18 Feb 2017

Australian PM accused of 'weasel words' on Kiwi detentions

8:44 am on 18 February 2017

A civil liberties lawyer has accused the Australian Prime Minister of using "weasel words" over detaining and deporting New Zealanders.

Australian Prime Minister Malcolm Turnbull meets with Bill English in Queenstown

Australian Prime Minister Malcolm Turnbull and Prime Minister Bill English after talks in Queenstown on Friday.

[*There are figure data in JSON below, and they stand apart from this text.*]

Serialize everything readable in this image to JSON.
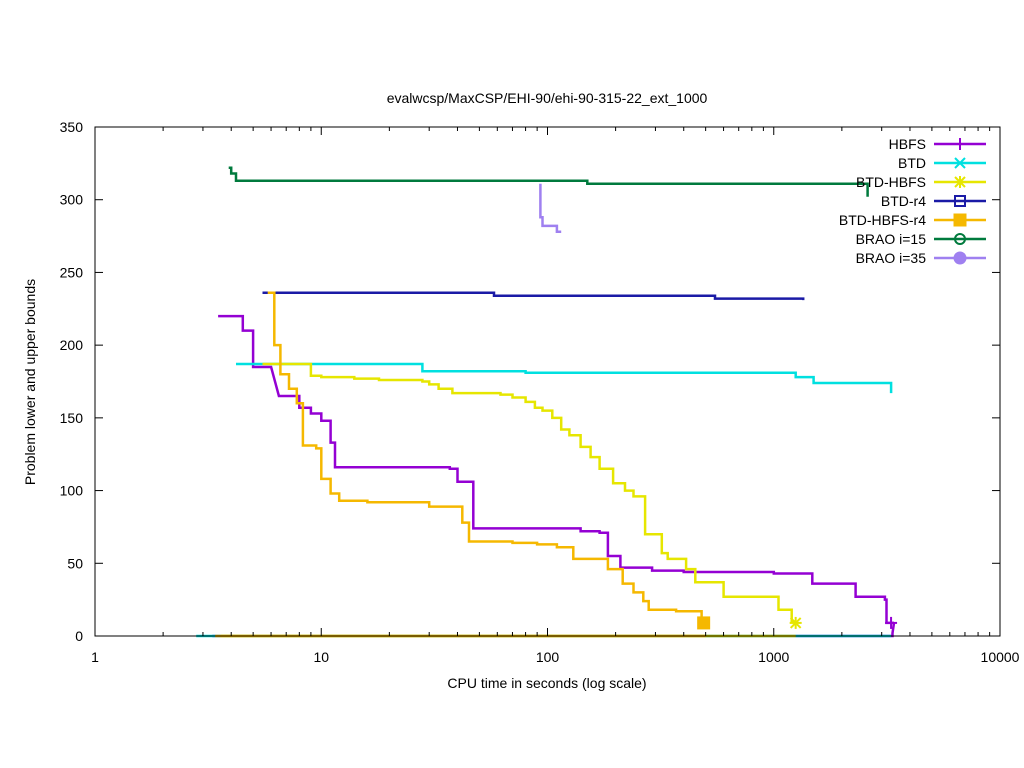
{
  "chart_data": {
    "type": "line",
    "title": "evalwcsp/MaxCSP/EHI-90/ehi-90-315-22_ext_1000",
    "xlabel": "CPU time in seconds (log scale)",
    "ylabel": "Problem lower and upper bounds",
    "xscale": "log",
    "xlim": [
      1,
      10000
    ],
    "ylim": [
      0,
      350
    ],
    "x_ticks": [
      1,
      10,
      100,
      1000,
      10000
    ],
    "x_tick_labels": [
      "1",
      "10",
      "100",
      "1000",
      "10000"
    ],
    "y_ticks": [
      0,
      50,
      100,
      150,
      200,
      250,
      300,
      350
    ],
    "y_tick_labels": [
      "0",
      "50",
      "100",
      "150",
      "200",
      "250",
      "300",
      "350"
    ],
    "legend_position": "top-right",
    "series": [
      {
        "name": "HBFS",
        "color": "#9400d3",
        "marker": "plus",
        "upper": [
          [
            3.5,
            220
          ],
          [
            4.5,
            220
          ],
          [
            4.5,
            210
          ],
          [
            5,
            210
          ],
          [
            5,
            185
          ],
          [
            6,
            185
          ],
          [
            6.5,
            165
          ],
          [
            8,
            165
          ],
          [
            8,
            157
          ],
          [
            9,
            157
          ],
          [
            9,
            153
          ],
          [
            10,
            153
          ],
          [
            10,
            148
          ],
          [
            11,
            148
          ],
          [
            11,
            133
          ],
          [
            11.5,
            133
          ],
          [
            11.5,
            116
          ],
          [
            37,
            116
          ],
          [
            37,
            115
          ],
          [
            40,
            115
          ],
          [
            40,
            106
          ],
          [
            47,
            106
          ],
          [
            47,
            74
          ],
          [
            140,
            74
          ],
          [
            140,
            72
          ],
          [
            170,
            72
          ],
          [
            170,
            71
          ],
          [
            185,
            71
          ],
          [
            185,
            55
          ],
          [
            210,
            55
          ],
          [
            210,
            47
          ],
          [
            290,
            47
          ],
          [
            290,
            45
          ],
          [
            400,
            45
          ],
          [
            400,
            44
          ],
          [
            1000,
            44
          ],
          [
            1000,
            43
          ],
          [
            1480,
            43
          ],
          [
            1480,
            36
          ],
          [
            2300,
            36
          ],
          [
            2300,
            27
          ],
          [
            3100,
            27
          ],
          [
            3100,
            25
          ],
          [
            3150,
            25
          ],
          [
            3150,
            9
          ],
          [
            3400,
            9
          ]
        ],
        "lower": [
          [
            3.3,
            0
          ],
          [
            3350,
            0
          ],
          [
            3350,
            2
          ],
          [
            3400,
            9
          ]
        ],
        "end_markers": [
          [
            3300,
            9
          ]
        ]
      },
      {
        "name": "BTD",
        "color": "#00e0e0",
        "marker": "x",
        "upper": [
          [
            4.2,
            187
          ],
          [
            28,
            187
          ],
          [
            28,
            182
          ],
          [
            80,
            182
          ],
          [
            80,
            181
          ],
          [
            1250,
            181
          ],
          [
            1250,
            178
          ],
          [
            1500,
            178
          ],
          [
            1500,
            174
          ],
          [
            3300,
            174
          ],
          [
            3300,
            167
          ]
        ],
        "lower": [
          [
            2.8,
            0
          ],
          [
            3300,
            0
          ]
        ],
        "end_markers": []
      },
      {
        "name": "BTD-HBFS",
        "color": "#e6e600",
        "marker": "star",
        "upper": [
          [
            5.5,
            187
          ],
          [
            9,
            187
          ],
          [
            9,
            179
          ],
          [
            10,
            179
          ],
          [
            10,
            178
          ],
          [
            14,
            178
          ],
          [
            14,
            177
          ],
          [
            18,
            177
          ],
          [
            18,
            176
          ],
          [
            28,
            176
          ],
          [
            28,
            175
          ],
          [
            30,
            175
          ],
          [
            30,
            173
          ],
          [
            33,
            173
          ],
          [
            33,
            170
          ],
          [
            38,
            170
          ],
          [
            38,
            167
          ],
          [
            62,
            167
          ],
          [
            62,
            166
          ],
          [
            70,
            166
          ],
          [
            70,
            164
          ],
          [
            80,
            164
          ],
          [
            80,
            161
          ],
          [
            88,
            161
          ],
          [
            88,
            157
          ],
          [
            95,
            157
          ],
          [
            95,
            155
          ],
          [
            105,
            155
          ],
          [
            105,
            150
          ],
          [
            115,
            150
          ],
          [
            115,
            142
          ],
          [
            125,
            142
          ],
          [
            125,
            138
          ],
          [
            140,
            138
          ],
          [
            140,
            130
          ],
          [
            155,
            130
          ],
          [
            155,
            123
          ],
          [
            170,
            123
          ],
          [
            170,
            115
          ],
          [
            195,
            115
          ],
          [
            195,
            105
          ],
          [
            220,
            105
          ],
          [
            220,
            100
          ],
          [
            240,
            100
          ],
          [
            240,
            96
          ],
          [
            270,
            96
          ],
          [
            270,
            70
          ],
          [
            320,
            70
          ],
          [
            320,
            57
          ],
          [
            340,
            57
          ],
          [
            340,
            53
          ],
          [
            410,
            53
          ],
          [
            410,
            46
          ],
          [
            450,
            46
          ],
          [
            450,
            37
          ],
          [
            600,
            37
          ],
          [
            600,
            27
          ],
          [
            1050,
            27
          ],
          [
            1050,
            18
          ],
          [
            1200,
            18
          ],
          [
            1200,
            10
          ],
          [
            1250,
            10
          ]
        ],
        "lower": [
          [
            3.6,
            0
          ],
          [
            1250,
            0
          ]
        ],
        "end_markers": [
          [
            1250,
            9
          ]
        ]
      },
      {
        "name": "BTD-r4",
        "color": "#1a1aa6",
        "marker": "box",
        "upper": [
          [
            5.5,
            236
          ],
          [
            58,
            236
          ],
          [
            58,
            234
          ],
          [
            550,
            234
          ],
          [
            550,
            232
          ],
          [
            1350,
            232
          ],
          [
            1350,
            231
          ]
        ],
        "lower": [],
        "end_markers": []
      },
      {
        "name": "BTD-HBFS-r4",
        "color": "#f5b800",
        "marker": "filled-box",
        "upper": [
          [
            5.8,
            236
          ],
          [
            6.2,
            236
          ],
          [
            6.2,
            200
          ],
          [
            6.6,
            200
          ],
          [
            6.6,
            180
          ],
          [
            7.2,
            180
          ],
          [
            7.2,
            170
          ],
          [
            7.8,
            170
          ],
          [
            7.8,
            160
          ],
          [
            8.3,
            160
          ],
          [
            8.3,
            131
          ],
          [
            9.5,
            131
          ],
          [
            9.5,
            129
          ],
          [
            10,
            129
          ],
          [
            10,
            108
          ],
          [
            11,
            108
          ],
          [
            11,
            98
          ],
          [
            12,
            98
          ],
          [
            12,
            93
          ],
          [
            16,
            93
          ],
          [
            16,
            92
          ],
          [
            30,
            92
          ],
          [
            30,
            89
          ],
          [
            42,
            89
          ],
          [
            42,
            78
          ],
          [
            45,
            78
          ],
          [
            45,
            65
          ],
          [
            70,
            65
          ],
          [
            70,
            64
          ],
          [
            90,
            64
          ],
          [
            90,
            63
          ],
          [
            110,
            63
          ],
          [
            110,
            61
          ],
          [
            130,
            61
          ],
          [
            130,
            53
          ],
          [
            185,
            53
          ],
          [
            185,
            46
          ],
          [
            215,
            46
          ],
          [
            215,
            36
          ],
          [
            240,
            36
          ],
          [
            240,
            30
          ],
          [
            265,
            30
          ],
          [
            265,
            24
          ],
          [
            280,
            24
          ],
          [
            280,
            18
          ],
          [
            370,
            18
          ],
          [
            370,
            17
          ],
          [
            480,
            17
          ],
          [
            480,
            10
          ],
          [
            500,
            10
          ]
        ],
        "lower": [
          [
            3.4,
            0
          ],
          [
            500,
            0
          ]
        ],
        "end_markers": [
          [
            490,
            9
          ]
        ]
      },
      {
        "name": "BRAO i=15",
        "color": "#007a3d",
        "marker": "circle",
        "upper": [
          [
            3.9,
            322
          ],
          [
            4,
            322
          ],
          [
            4,
            318
          ],
          [
            4.2,
            318
          ],
          [
            4.2,
            313
          ],
          [
            150,
            313
          ],
          [
            150,
            311
          ],
          [
            2600,
            311
          ],
          [
            2600,
            302
          ]
        ],
        "lower": [],
        "end_markers": []
      },
      {
        "name": "BRAO i=35",
        "color": "#9f80f0",
        "marker": "filled-circle",
        "upper": [
          [
            93,
            311
          ],
          [
            93,
            288
          ],
          [
            95,
            288
          ],
          [
            95,
            282
          ],
          [
            110,
            282
          ],
          [
            110,
            278
          ],
          [
            115,
            278
          ]
        ],
        "lower": [],
        "end_markers": []
      }
    ]
  }
}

Photo: RNZ / Chris Bramwell

Malcolm Turnbull held annual talks in Queenstown yesterday with Prime Minister Bill English.

Mr Turnbull said Australia was committed to make sure the detentions, appeals and removals were being conducted "as sensitively as possible".

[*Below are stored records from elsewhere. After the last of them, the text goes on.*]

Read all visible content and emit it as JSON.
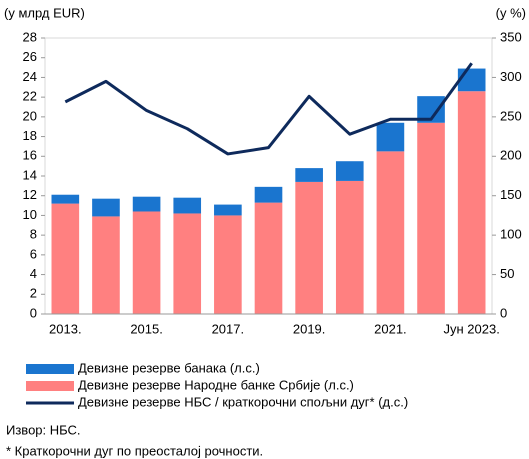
{
  "chart_data": {
    "type": "bar",
    "y_label": "(у млрд EUR)",
    "y2_label": "(у %)",
    "categories": [
      "2013.",
      null,
      "2015.",
      null,
      "2017.",
      null,
      "2019.",
      null,
      "2021.",
      null,
      "Јун 2023."
    ],
    "series": [
      {
        "name": "Девизне резерве банака (л.с.)",
        "color": "#1a75cf",
        "type": "bar",
        "values": [
          0.9,
          1.8,
          1.5,
          1.6,
          1.1,
          1.6,
          1.4,
          2.0,
          2.9,
          2.7,
          2.3
        ]
      },
      {
        "name": "Девизне резерве Народне банке Србије (л.с.)",
        "color": "#ff8080",
        "type": "bar",
        "values": [
          11.2,
          9.9,
          10.4,
          10.2,
          10.0,
          11.3,
          13.4,
          13.5,
          16.5,
          19.4,
          22.6
        ]
      },
      {
        "name": "Девизне резерве НБС / краткорочни спољни дуг* (д.с.)",
        "color": "#0e2a5c",
        "type": "line",
        "axis": "y2",
        "values": [
          269,
          295,
          258,
          235,
          203,
          211,
          276,
          228,
          247,
          247,
          318
        ]
      }
    ],
    "ylim": [
      0,
      28
    ],
    "yticks": [
      0,
      2,
      4,
      6,
      8,
      10,
      12,
      14,
      16,
      18,
      20,
      22,
      24,
      26,
      28
    ],
    "y2lim": [
      0,
      350
    ],
    "y2ticks": [
      0,
      50,
      100,
      150,
      200,
      250,
      300,
      350
    ],
    "grid": false,
    "source": "Извор: НБС.",
    "footnote": "* Краткорочни дуг по преосталој рочности."
  }
}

The head of the Australian Council for Civil Liberties, Terry O'Gorman, said that was a "weasel word".

"Sounds nice; dig underneath the surface of the word sensitive and all the evidence is there's no sensitivity at all."

He said detention decisions should be made by the courts not the immigration minister.

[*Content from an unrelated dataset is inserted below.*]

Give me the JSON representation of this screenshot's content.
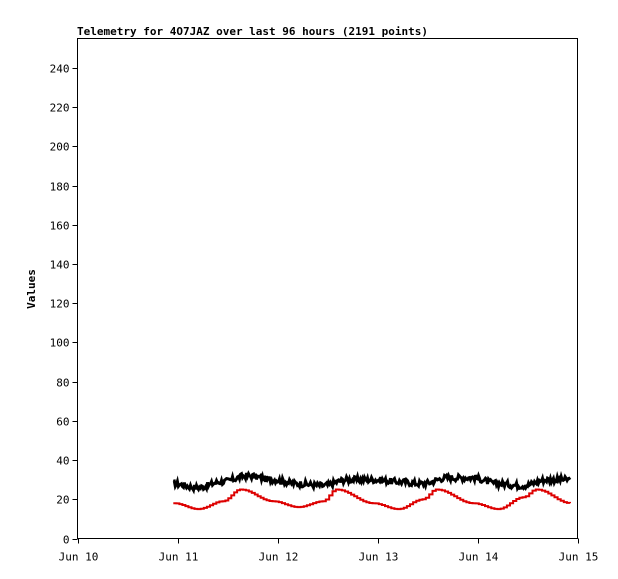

Mr O'Gorman said he had heard that Australian Immigration Minister Peter Dutton had on occasion made 40 decisions in a single day to detain people under the laws which allow people's visas to be cancelled on criminal or poor character grounds.

"I'm not saying the minister does 40 every day of the week, but if you make ... 40 decisions in one day ... you've got wonder how much thinking and effort go into it."

Mr English said he made clear in the joint talks that New Zealand opposed the detentions policy.

He added that Australia was working hard to make the management of it easier at the New Zealand end, and suggested that about a half of all appeals by people to get their visa back were succeeding.

Mr O'Gorman said Mr English should have demanded that Australia stop detaining New Zealanders on Christmas Island.

"It's an awful place. If people have to be detained under this quite unattractive regime where the [immigration] minister makes decisions behind closed doors rather than a court making it in the open, then keep people in Sydney in the Villawood immigration jail ... where at least their family has the opportunity and a chance to visit them."

Most of the 140 immigration detainees held indefinitely on Christmas Island are New Zealanders.

In total, at all detention centres, 184 New Zealand citizens are held indefinitely while they appeal their visa revocation or until they sign to be deported.